Anif adalah pengusaha dengan multi bisnis yang juga membangun usahanya dari bawah. Kini Group Anugerah Langkat Makmur (ALAM) miliknya mencakup bisnis perkebunan dan pabrik kelapa sawit, properti, kompos, SPBU, sarang burung walet, dll.
Masyarakat Sumatera Utara, apalagi orang Medan, juga mengenal Group Alam karena kesuksesannya membangun mega perumahan mewah di Medan, Komplek Cemara Asri dan Cemara Abadi.
Maklum, komplek perumahan ini terbilang terbilang paling mewah di Medan selain Komplek Setiabudi. Di Perumahan Cemara Asri tidak sulit mencari rumah yang harga per unit diatas Rp 2,5 miliar. “Kami punya sekitar 300 hektar tanah di komplek ini, tapi yang dibuka baru 130 ha,” kata Musa Rajecksjah, putra Anif yang ditugasi sebagai direktur utama PT Anugerah Langkat Makmur.
Group ini mulai menggeluti bisnis perkebunan sawit tahu 1982. “Waktu itu perkebunan sawit di Sumut belum populer. Tanah masih murah dan pemainnya sedikit,” ujar Musa yang juga pembalap dan Ketua IMI Sumut itu. Anif mulai membuka usaha perkebunan dengan skala kecil. Awalnya hanya sektar 1.500 ha di Langkat.
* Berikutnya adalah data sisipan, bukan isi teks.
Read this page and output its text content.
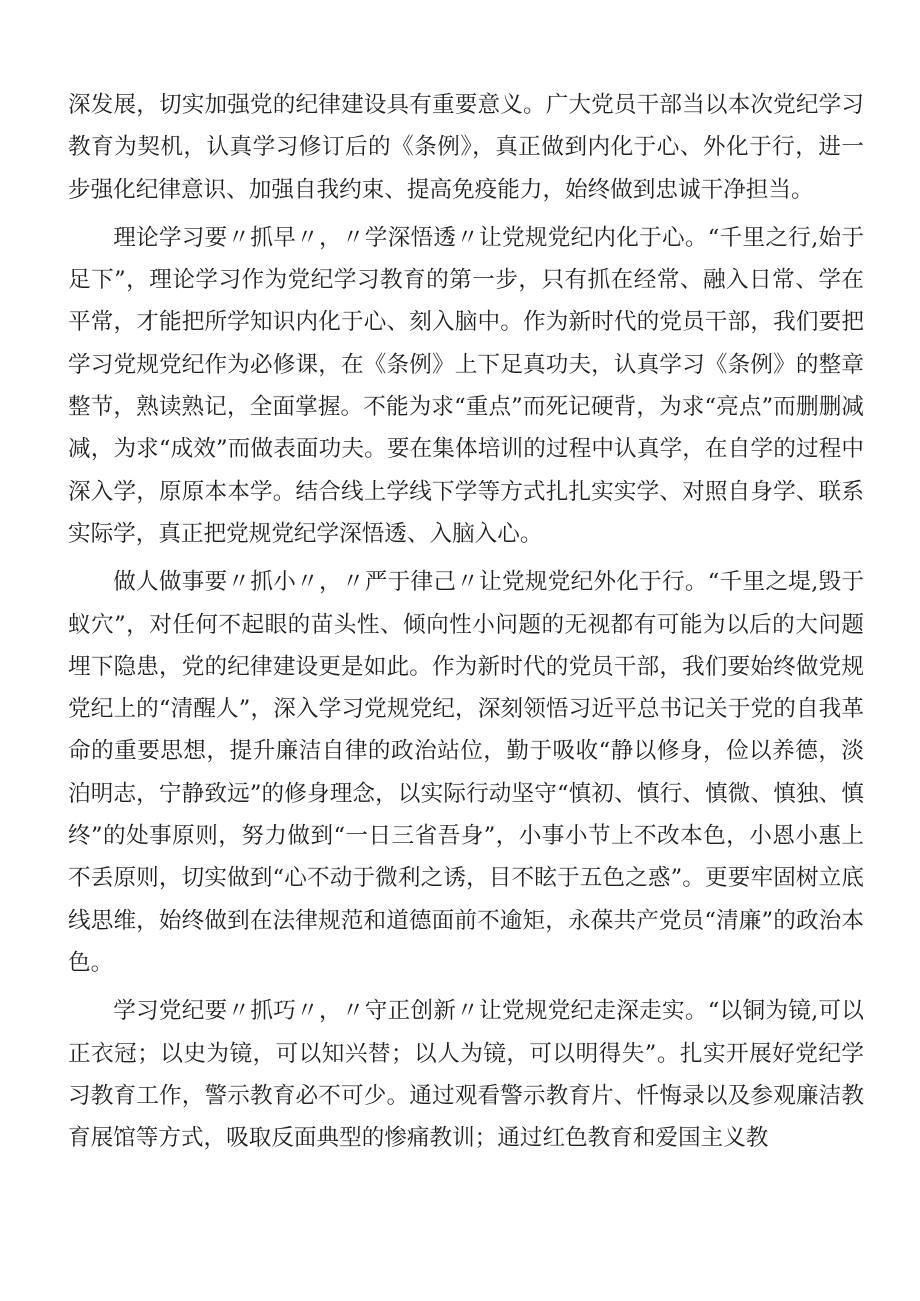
深发展，切实加强党的纪律建设具有重要意义。广大党员干部当以本次党纪学习教育为契机，认真学习修订后的《条例》，真正做到内化于心、外化于行，进一步强化纪律意识、加强自我约束、提高免疫能力，始终做到忠诚干净担当。

理论学习要〃抓早〃，〃学深悟透〃让党规党纪内化于心。“千里之行,始于足下”，理论学习作为党纪学习教育的第一步，只有抓在经常、融入日常、学在平常，才能把所学知识内化于心、刻入脑中。作为新时代的党员干部，我们要把学习党规党纪作为必修课，在《条例》上下足真功夫，认真学习《条例》的整章整节，熟读熟记，全面掌握。不能为求“重点”而死记硬背，为求“亮点”而删删减减，为求“成效”而做表面功夫。要在集体培训的过程中认真学，在自学的过程中深入学，原原本本学。结合线上学线下学等方式扎扎实实学、对照自身学、联系实际学，真正把党规党纪学深悟透、入脑入心。

做人做事要〃抓小〃，〃严于律己〃让党规党纪外化于行。“千里之堤,毁于蚁穴”，对任何不起眼的苗头性、倾向性小问题的无视都有可能为以后的大问题埋下隐患，党的纪律建设更是如此。作为新时代的党员干部，我们要始终做党规党纪上的“清醒人”，深入学习党规党纪，深刻领悟习近平总书记关于党的自我革命的重要思想，提升廉洁自律的政治站位，勤于吸收“静以修身，俭以养德，淡泊明志，宁静致远”的修身理念，以实际行动坚守“慎初、慎行、慎微、慎独、慎终”的处事原则，努力做到“一日三省吾身”，小事小节上不改本色，小恩小惠上不丢原则，切实做到“心不动于微利之诱，目不眩于五色之惑”。更要牢固树立底线思维，始终做到在法律规范和道德面前不逾矩，永葆共产党员“清廉”的政治本色。

学习党纪要〃抓巧〃，〃守正创新〃让党规党纪走深走实。“以铜为镜,可以正衣冠；以史为镜，可以知兴替；以人为镜，可以明得失”。扎实开展好党纪学习教育工作，警示教育必不可少。通过观看警示教育片、忏悔录以及参观廉洁教育展馆等方式，吸取反面典型的惨痛教训；通过红色教育和爱国主义教
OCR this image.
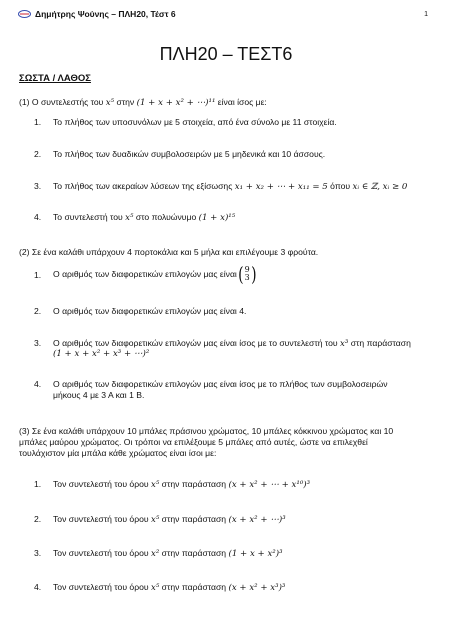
Δημήτρης Ψούνης – ΠΛΗ20, Τέστ 6	1
ΠΛΗ20 – ΤΕΣΤ6
ΣΩΣΤΑ / ΛΑΘΟΣ
(1) Ο συντελεστής του x⁵ στην (1 + x + x² + ⋯)¹¹ είναι ίσος με:
1. Το πλήθος των υποσυνόλων με 5 στοιχεία, από ένα σύνολο με 11 στοιχεία.
2. Το πλήθος των δυαδικών συμβολοσειρών με 5 μηδενικά και 10 άσσους.
3. Το πλήθος των ακεραίων λύσεων της εξίσωσης x₁ + x₂ + ⋯ + x₁₁ = 5 όπου xᵢ ∈ ℤ, xᵢ ≥ 0
4. Το συντελεστή του x⁵ στο πολυώνυμο (1 + x)¹⁵
(2) Σε ένα καλάθι υπάρχουν 4 πορτοκάλια και 5 μήλα και επιλέγουμε 3 φρούτα.
1. Ο αριθμός των διαφορετικών επιλογών μας είναι ( 9
3 )
2. Ο αριθμός των διαφορετικών επιλογών μας είναι 4.
3. Ο αριθμός των διαφορετικών επιλογών μας είναι ίσος με το συντελεστή του x³ στη παράσταση
(1 + x + x² + x³ + ⋯)²
4. Ο αριθμός των διαφορετικών επιλογών μας είναι ίσος με το πλήθος των συμβολοσειρών
μήκους 4 με 3 Α και 1 Β.
(3) Σε ένα καλάθι υπάρχουν 10 μπάλες πράσινου χρώματος, 10 μπάλες κόκκινου χρώματος και 10
μπάλες μαύρου χρώματος. Οι τρόποι να επιλέξουμε 5 μπάλες από αυτές, ώστε να επιλεχθεί
τουλάχιστον μία μπάλα κάθε χρώματος είναι ίσοι με:
1. Τον συντελεστή του όρου x⁵ στην παράσταση (x + x² + ⋯ + x¹⁰)³
2. Τον συντελεστή του όρου x⁵ στην παράσταση (x + x² + ⋯)³
3. Τον συντελεστή του όρου x² στην παράσταση (1 + x + x²)³
4. Τον συντελεστή του όρου x⁵ στην παράσταση (x + x² + x³)³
Namun dari situ terus dikembangkan. Kalau awalnya hanya punya lahan di Langkat, kini sudah punya di Deli Serdang, Mandailing Natal dan Riau. “Total lahan kita sekitar 30 ribu ha,” jelas Musa yang mulai dilibatkan mengelola bisnis sawit keluarga sejak 2004. Yang jelas, meski Alam sudah punya pabrik PKS di Langkat, berencana membangun 4 pabrik PKS lagi dari.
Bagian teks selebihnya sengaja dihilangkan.